Alcohol Profile Plus Blood Test

Gamma-glutamyltransferase (GGT) is a liver enzyme that becomes elevated when liver cells are stressed or damaged, particularly by alcohol, fatty liver disease, or bile duct problems. It is one of the most sensitive enzymes for detecting alcohol-related liver stress, with levels often rising within days to weeks of heavy drinking and falling again during abstinence. However, GGT is not specific to alcohol — it can also be elevated by certain medications (anticonvulsants, some antibiotics), obesity, type 2 diabetes, non-alcoholic fatty liver disease, and other liver or biliary conditions. GGT is most informative when interpreted alongside other liver enzymes and direct alcohol markers.

Alanine transferase (ALT) is an enzyme found primarily inside liver cells. When liver cells are damaged or inflamed, ALT leaks into the bloodstream, raising blood levels. It is one of the most sensitive markers of hepatocellular injury and is routinely used to detect and monitor liver conditions including viral hepatitis, fatty liver disease, alcohol-related liver damage, and drug-induced liver injury. Mild ALT elevations are common and can also result from intense exercise, certain medications, or muscle injury. Persistently raised ALT, especially together with elevated GGT or AST, warrants further investigation to identify the underlying cause.

Alkaline phosphatase (ALP) is an enzyme found mainly in the liver, bile ducts, and bones. Raised ALP can indicate problems with bile flow (cholestasis), liver disease affecting the bile ducts, or bone disorders such as Paget's disease, healing fractures, or vitamin D deficiency. In the context of alcohol monitoring, ALP is less sensitive than GGT but provides additional information about bile duct function. ALP is normally elevated during pregnancy and in growing children, and isolated mild elevations are common and not always clinically significant. Interpretation requires consideration of other liver enzymes and clinical context.

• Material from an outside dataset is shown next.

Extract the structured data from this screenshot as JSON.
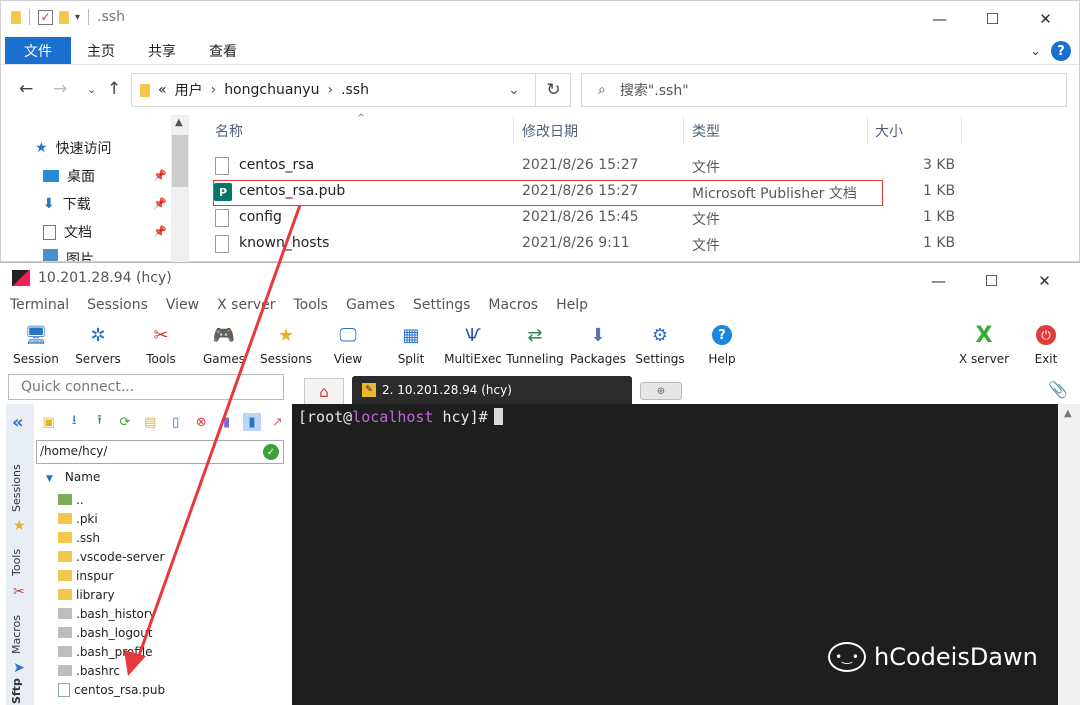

Bilirubin is a yellow pigment formed when red blood cells break down. The liver processes bilirubin and excretes it into bile, ultimately removing it from the body. Raised blood bilirubin levels can indicate liver disease (hepatitis, cirrhosis, alcohol-related damage), bile duct obstruction, or excessive red blood cell breakdown. Visible jaundice (yellowing of the skin and eyes) typically appears when bilirubin rises above approximately 40 µmol/L. Mild elevations are common in Gilbert's syndrome, a benign inherited condition affecting around 5% of the population. As with other liver markers, bilirubin is best interpreted alongside ALT, AST, ALP, and GGT to identify the cause.

Mean cell volume (MCV) is a measurement of the average size of your red blood cells, reported as part of a full blood count. In the context of alcohol monitoring, sustained heavy drinking causes red blood cells to become enlarged (macrocytosis) over a period of weeks to months, raising the MCV. Because red blood cells live for around 120 days, MCV reflects alcohol consumption over the preceding two to three months and is slow to return to normal even after abstinence. MCV is not specific to alcohol — it can also be raised by vitamin B12 or folate deficiency, hypothyroidism, certain medications, and some bone marrow disorders.

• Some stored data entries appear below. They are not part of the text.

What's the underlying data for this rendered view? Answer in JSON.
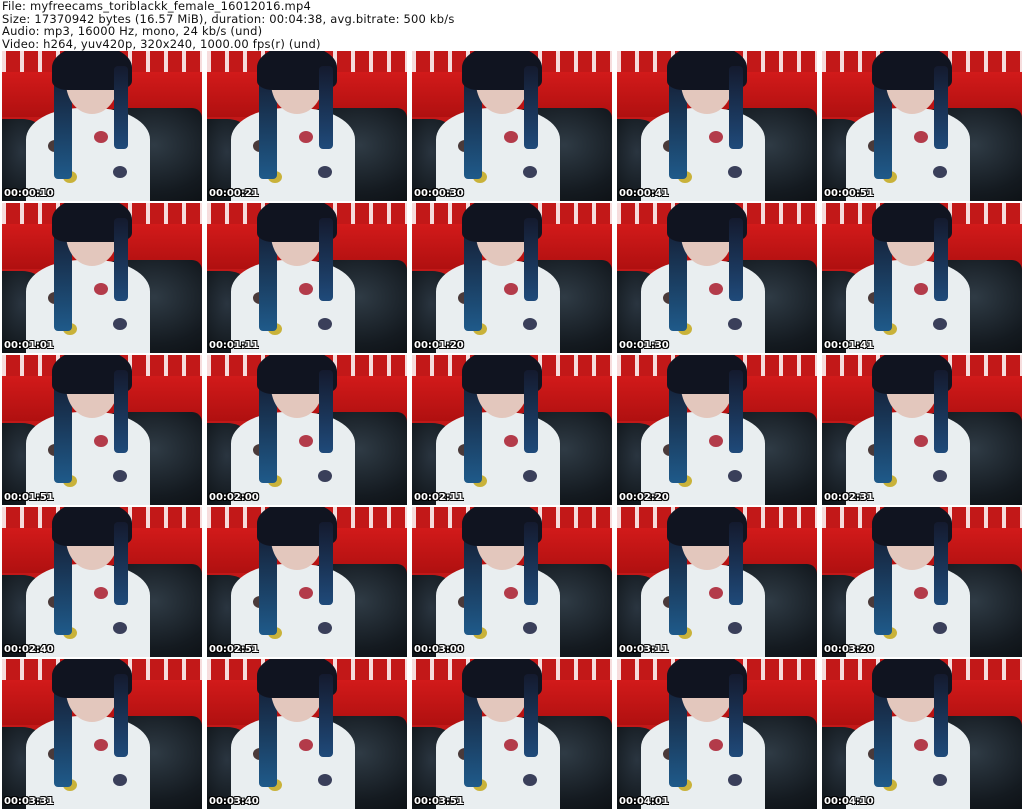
{
  "header": {
    "file_line": "File: myfreecams_toriblackk_female_16012016.mp4",
    "size_line": "Size: 17370942 bytes (16.57 MiB), duration: 00:04:38, avg.bitrate: 500 kb/s",
    "audio_line": "Audio: mp3, 16000 Hz, mono, 24 kb/s (und)",
    "video_line": "Video: h264, yuv420p, 320x240, 1000.00 fps(r) (und)"
  },
  "thumbnails": [
    {
      "timestamp": "00:00:10"
    },
    {
      "timestamp": "00:00:21"
    },
    {
      "timestamp": "00:00:30"
    },
    {
      "timestamp": "00:00:41"
    },
    {
      "timestamp": "00:00:51"
    },
    {
      "timestamp": "00:01:01"
    },
    {
      "timestamp": "00:01:11"
    },
    {
      "timestamp": "00:01:20"
    },
    {
      "timestamp": "00:01:30"
    },
    {
      "timestamp": "00:01:41"
    },
    {
      "timestamp": "00:01:51"
    },
    {
      "timestamp": "00:02:00"
    },
    {
      "timestamp": "00:02:11"
    },
    {
      "timestamp": "00:02:20"
    },
    {
      "timestamp": "00:02:31"
    },
    {
      "timestamp": "00:02:40"
    },
    {
      "timestamp": "00:02:51"
    },
    {
      "timestamp": "00:03:00"
    },
    {
      "timestamp": "00:03:11"
    },
    {
      "timestamp": "00:03:20"
    },
    {
      "timestamp": "00:03:31"
    },
    {
      "timestamp": "00:03:40"
    },
    {
      "timestamp": "00:03:51"
    },
    {
      "timestamp": "00:04:01"
    },
    {
      "timestamp": "00:04:10"
    }
  ]
}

Haemoglobin is the oxygen-carrying protein inside red blood cells. Measuring blood haemoglobin assesses your overall red blood cell health and screens for anaemia (low haemoglobin) or polycythaemia (high haemoglobin). Low haemoglobin can result from iron, B12 or folate deficiency, blood loss, chronic disease, or kidney problems. Raised haemoglobin can occur with smoking, dehydration, lung disease, or rarely a bone marrow disorder. In alcohol monitoring contexts, haemoglobin is measured alongside MCV (red cell size) to provide a complete picture of red blood cell health, since sustained heavy drinking can cause anaemia or red cell abnormalities through several mechanisms including poor nutrition and direct bone marrow effects.

Carbohydrate-deficient transferrin (CDT) is a recognised marker of chronic, heavy alcohol consumption. Transferrin is an iron-transport protein normally bound to several carbohydrate chains; sustained heavy drinking interferes with this binding, raising the proportion of carbohydrate-deficient forms. CDT typically becomes elevated after consuming approximately 50–80g of alcohol per day for two weeks or more, with a detection window of around two to four weeks. It is more specific than liver enzymes for detecting heavy drinking but can be affected by rare genetic transferrin variants and severe liver disease, so is best interpreted alongside other alcohol biomarkers.